Russia and Ukraine say they have agreed a ceasefire, to be effective by year’s end, in eastern Ukraine, currently occupied by Russia (along with Crimea) and Russia-instigated and -backed “rebels.”  It’s an unsatisfactory ceasefire.

There is no agreement on a timetable for free elections in the occupied eastern oblasts, even assuming the dubious need at all for elections there separate from the regular national elections. Ukraine’s President Volodymyr Zelenskiy wants Russian troops out of those oblasts before the elections; Russia’s President Vladimir Putin insists merely that Ukraine should give those oblasts autonomy before the elections.

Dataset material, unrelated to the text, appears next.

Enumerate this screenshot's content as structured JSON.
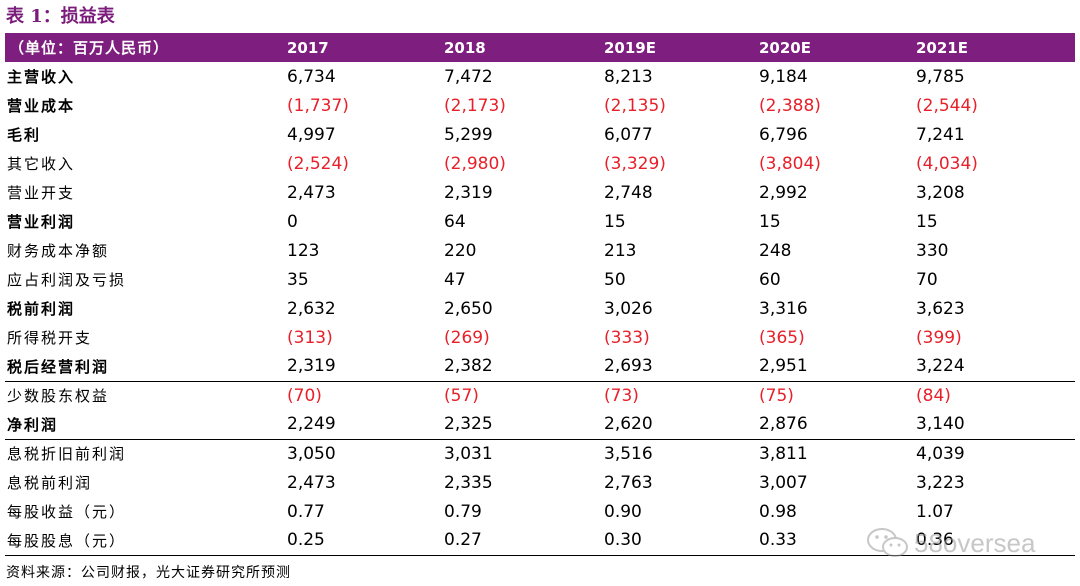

Zelenskiy is right: elections have no possibility of being free with Russian troops occupying the region.  It’s an unsatisfactory ceasefire.


It turns out the People’s Republic of China government is a collection of pikers compared to Russia’s Vladimir Putin.

Russian President Vladimir Putin signed a pair of bills Monday, one of which will require all consumer electronic devices sold in the country to be pre-installed with Russian software, while the other will register individual journalists as foreign agents.

Government spyware pre-installed on Russian citizens’ devices, so Russia’s modern-day KGB successor can track where Russian citizens are, with whom they’re communicating, what they’re doing, down to the last detail.